Ferner bleibt zu guter Letzt noch der Boss-Rush-Modus. Hier sagt sicherlich der Name, wozu er da ist: Man kämpft am Stück gegen alle Bosse - allerdings auf Zeit, sodass diese in-game per Onlinelisten verglichen werden kann.
TECHNIKGrafisch muss man einerseits sagen, dass Mighty No. 9 durchaus hübscher aussehen könnte. Nicht, dass ich die Optik nicht mögen würde, nein, nein, sie gefällt mir, aber dennoch muss man zugeben, dass Mighty No. 9 in etwa auf PlayStation-1-/Dreamcast-Niveau liegt. Das soll beileibe keine echte Kritik sein, denn wie erwähnt, ich mag den Stil, weil ich außerdem auch davon ausgebe, dass eine gewisse retroesque Grafik wohl beabsichtigt war, aber bei manchen Effekten, wie Explosionen beispielsweise, wäre sicher mehr dringewesen. Deshalb möchte ich bitte genau verstanden wissen: Die Grafik ist ok, so, wie sie ist. Sie ist hübsch, es glitcht nichts, pi pa po, aber es hätte noch eine Schippe draufgelegt werden und trotzdem nach Retro aussehen können.
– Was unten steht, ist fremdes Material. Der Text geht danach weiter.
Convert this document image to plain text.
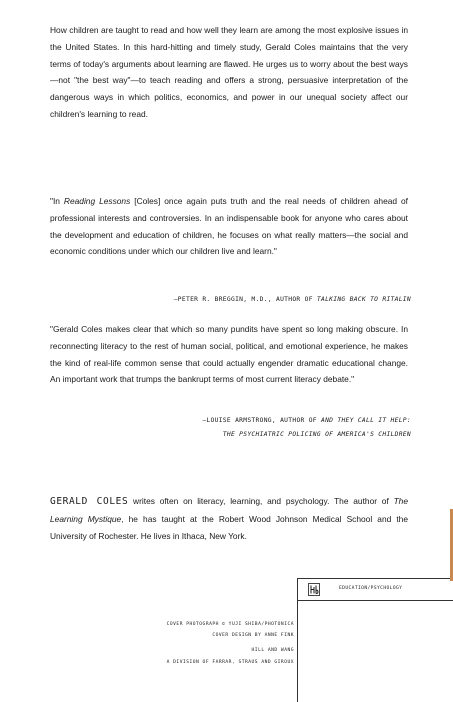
How children are taught to read and how well they learn are among the most explosive issues in the United States. In this hard-hitting and timely study, Gerald Coles maintains that the very terms of today's arguments about learning are flawed. He urges us to worry about the best ways—not "the best way"—to teach reading and offers a strong, persuasive interpretation of the dangerous ways in which politics, economics, and power in our unequal society affect our children's learning to read.

"In Reading Lessons [Coles] once again puts truth and the real needs of children ahead of professional interests and controversies. In an indispensable book for anyone who cares about the development and education of children, he focuses on what really matters—the social and economic conditions under which our children live and learn."

—PETER R. BREGGIN, M.D., AUTHOR OF TALKING BACK TO RITALIN

"Gerald Coles makes clear that which so many pundits have spent so long making obscure. In reconnecting literacy to the rest of human social, political, and emotional experience, he makes the kind of real-life common sense that could actually engender dramatic educational change. An important work that trumps the bankrupt terms of most current literacy debate."

—LOUISE ARMSTRONG, AUTHOR OF AND THEY CALL IT HELP:
THE PSYCHIATRIC POLICING OF AMERICA'S CHILDREN

GERALD COLES writes often on literacy, learning, and psychology. The author of The Learning Mystique, he has taught at the Robert Wood Johnson Medical School and the University of Rochester. He lives in Ithaca, New York.

COVER PHOTOGRAPH © YUJI SHIBA/PHOTONICA
COVER DESIGN BY ANNE FINK
HILL AND WANG
A DIVISION OF FARRAR, STRAUS AND GIROUX
EDUCATION/PSYCHOLOGY
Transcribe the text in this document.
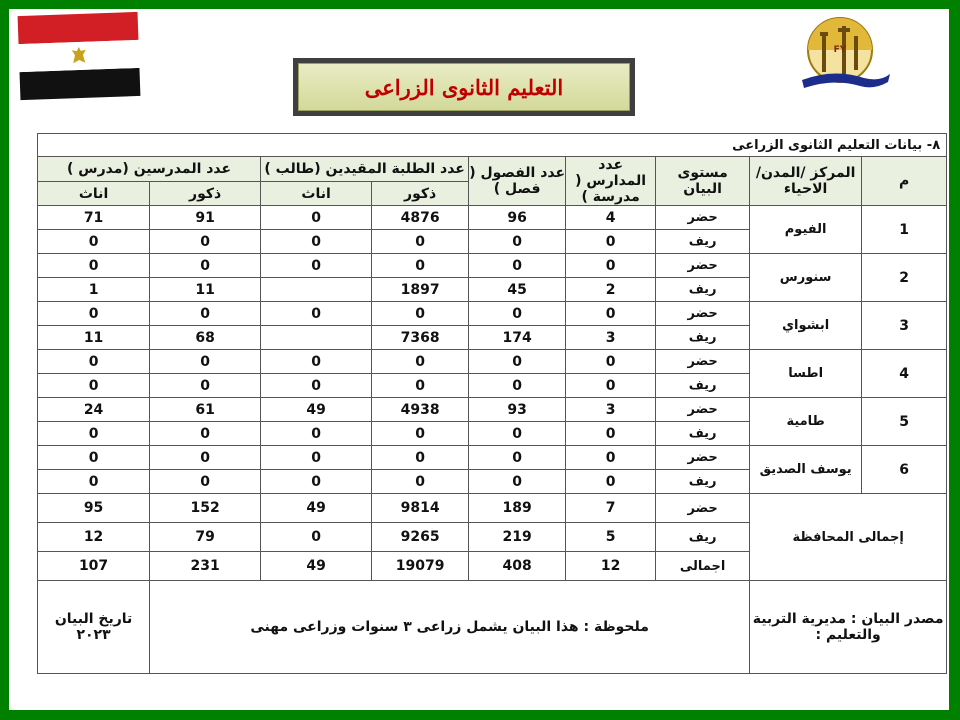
FY
التعليم الثانوى الزراعى
٨- بيانات التعليم الثانوى الزراعى								
م	المركز /المدن/الاحياء	مستوى البيان	عدد المدارس ( مدرسة )	عدد الفصول ( فصل )	عدد الطلبة المقيدين (طالب )		عدد المدرسين (مدرس )	
					ذكور	اناث	ذكور	اناث
1	الفيوم	حضر	4	96	4876	0	91	71
		ريف	0	0	0	0	0	0
2	سنورس	حضر	0	0	0	0	0	0
		ريف	2	45	1897		11	1
3	ابشواي	حضر	0	0	0	0	0	0
		ريف	3	174	7368		68	11
4	اطسا	حضر	0	0	0	0	0	0
		ريف	0	0	0	0	0	0
5	طامية	حضر	3	93	4938	49	61	24
		ريف	0	0	0	0	0	0
6	يوسف الصديق	حضر	0	0	0	0	0	0
		ريف	0	0	0	0	0	0
إجمالى المحافظة		حضر	7	189	9814	49	152	95
		ريف	5	219	9265	0	79	12
		اجمالى	12	408	19079	49	231	107
مصدر البيان : مديرية التربية والتعليم :		ملحوظة : هذا البيان يشمل زراعى ٣ سنوات وزراعى مهنى						تاريخ البيان ٢٠٢٣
Auch gibt es hin und wieder einen Effekt, den ich mir nicht erklären kann und der offenbar auch nicht im Spiel oder seiner Anleitung dokumentiert ist: Manchmal wirkt es, als laggten die Animationen, oder als würden die Animationen mehrere Frames überspringen. Was dann dazu führt, dass man unnötig Schaden nimmt oder man im schlimmsten Fall ganz schlicht und ergreifend in die Tiefe fällt und ein Leben verliert. Ob das irgendeine Art moderner Spezialeffekt sein soll, mir meine Augen nur einen Streich spielten oder dies tatsächlich irgendeine Art von Bug ist, weiss ich nicht mit Gewissheit, alles drei ist möglich, aber auf jeden Fall nervt es vor allem in kritischen Augenblicken des Spiels.
Was allerdings in praktisch allen Leveln auffällt ist, wie leer diese hin und wieder wirken. Dabei sind sie gar nicht leer, es ist nur so, dass es einerseits an Abwechslung fehlt, denn wo sind etwa die Abschnitte, in denen man von Plattform zu Plattform springen/dashen muss, während diese in einem bestimmten Intervall verschwinden und wieder auftauchen, oder sich hin- und herbewegen? Und andererseits entsteht in manchen Passagen durch Leveldesign und Gegnerplatzierung der Eindruck, als fehle etwas. Wie diese eine leere Ecke im Wohnzimmer, bei der vielleicht eine Zimmerpalme oder ein Beistelltischchen den letzten Schliff bringen würde. Nicht, dass es schlimm wäre, dass dort nichts ist, aber trotzdem guckt man immer wieder dorthin und überlegt, wieso diese Ecke einfach nicht optimal ist.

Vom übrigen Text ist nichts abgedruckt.